And even among those businesses that have not defaulted, many pay almost zero interest, such as the LN Mittal Group, which got a Rs 1,200 crore loan from the Punjab government at 0.01% per annum interest. Even the Gujarat government lent Rs 558.58 crore for the Tata Nano plant at 0.1% interest rate. In contrast, the very poor pay interest rates as high as 24-36% to micro-finance companies.
For those in middle America who have seen their jobs and incomes evaporate, substitute the adivasis of India, whom the historian Ramchandra Guha has identified as the group that has suffered the most since Independence at the hands of the Indian state. As big industries take over large chunks of land along with the lives and livelihoods of the original inhabitants, why should it be any surprise that militant insurgencies such as Naxal movements occur most often in such areas?

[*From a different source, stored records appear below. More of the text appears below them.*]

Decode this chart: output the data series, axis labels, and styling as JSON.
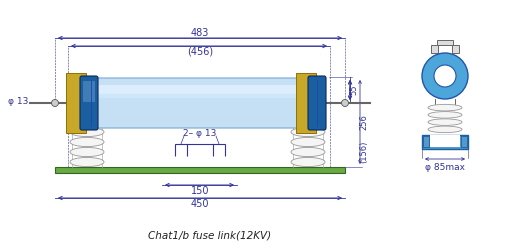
{
  "title": "Chat1/b fuse link(12KV)",
  "bg_color": "#ffffff",
  "line_color": "#444444",
  "blue_fill": "#4da6d9",
  "blue_dark": "#1a4fa0",
  "gold_fill": "#c8a828",
  "green_fill": "#6aaa44",
  "light_blue_fill": "#c8e8f8",
  "dim_color": "#333399",
  "dim_line": "#333399",
  "insulator_color": "#f0f0f0",
  "fuse_body_gradient_top": "#ddeeff",
  "fuse_body_mid": "#aaccee",
  "cap_color": "#1a5fa0",
  "mount_color": "#c8a828",
  "note_483": "483",
  "note_456": "(456)",
  "note_phi13": "φ 13",
  "note_2phi13": "2– φ 13",
  "note_150": "150",
  "note_450": "450",
  "note_55": "55",
  "note_256": "256",
  "note_156": "(156)",
  "note_phi85": "φ 85max"
}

To be sure, the American and Indian economies are not remotely the same, but there is one similarity of overarching importance. India already has the dubious distinction of being the second most unequal country in the world, with the same trend as America’s – with every year that passes, the chasm between the rich and the poor, already abysmal, widens even more, imperiling the state.
An analysis of the Indian economy from this perspective, refreshingly different from the standard ones adopted by social scientists, could be an eye-opener. It could even save us from regressing to the state that America and many Americans find themselves in.